Re: missing mxcsr initialization

From: H. Peter Anvin (hpa@zytor.com)
Date: Wed Oct 25 2000 - 14:24:49 EST


Followup to: <39F72A7B.71B2343C@redhat.com>
By author: Doug Ledford <dledford@redhat.com>
In newsgroup: linux.dev.kernel
>
> I've made a few correctness changes to this code. Items that needed to be
> corrected for include the facts that the XMM feature bit is an Intel specific
> bit that other vendors may use for other things, so you need to test vendor ==
> INTEL as well as the feature bit before enabling XMM and FXSR features (AMD
> also has fxsr, but we currently don't do anything with it). I moved the
> mmu_cr4_features into the boot_cpu_data struct instead of as a global variable
> of type initdata because it is easier to test mmu_cr4_features for a specific
> bit (such as XMMEXCEPT) to detect presence of XMM instructions than it is to
> test the three items (vendor == INTEL && capabilities & FEATURE_XMM &&
> !nofxsr) to determine things such as XMM allowed. This works since cr4 is
> currently Intel only and the presence of XMMEXCEPT implies all of the above
> things. Since there are PII CPUs that have FXSR support but not mxcsr
> registers, I rekeyed the mxcsr routines to check for XMM instead of FXSR. I
> also added Gabriel Paubert's more correct tag word conversion routines.
> That's all the changes I made here, but it's the list of changes needed for me
> to be able to put my P4 patch on top of this instead of having it undo a lot
> of the work in this patch. Andrea, if you could, please integrate this into
> your own stuff so that we can keep a unified direction on this stuff.
>

Please don't do this! First of all, expect other CPU vendors to come
out with this. Hardcoding vendor == INTEL all over the place is an
EXTREMELY bad idea, especially for a feature such as FXSR and XMM,
which are inevitable going to be used elsewhere.

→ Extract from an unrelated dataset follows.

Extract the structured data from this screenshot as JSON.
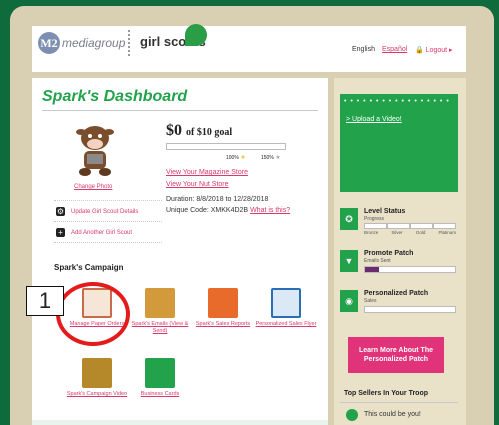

Unfortunately, especially AMD has in the past made the mistake of
reassigning Intel-defined bits (in 0x00000001) for their own use;
these should be treated as AMD-specific bugs and handled as such;
rather than saying "everything that isn't Intel is buggy." Similarly,
Intel CPUID errors such as the early P6 SEP bugs should be treated as
Intel-specific, of course.

I would really like to see the current 1:1 mapping between CPUID
00000001:EDX and the x86 feature flags Linux uses to go away, to be
replaced with a Linux-defined structure that is filled by the
CPU-detection code. However, I *FIRMLY* believe that *UNLESS
OTHERWISE KNOWN* (due to vendor-specific bugs/quirks/whatever), the
default is that feature flags in 00000001:EDX, if present, should be
as defined by Intel, feature flags in 80000001:EDX, if present, should
be as defined by AMD, and feature flags in 80860001:EDX, if present,
should be as defined by Transmeta; this should *NOT* be
conditionalized on the VendorID.

We probably need more than 32 bits worth of feature test bits to cover
all current x86 processors; and definitely for the future. I'd like
to suggest making the feature flag set an array of longs, with the
appropriate defines.

        -hpa

-- 
<hpa@transmeta.com> at work, <hpa@zytor.com> in private!
"Unix gives you enough rope to shoot yourself in the foot."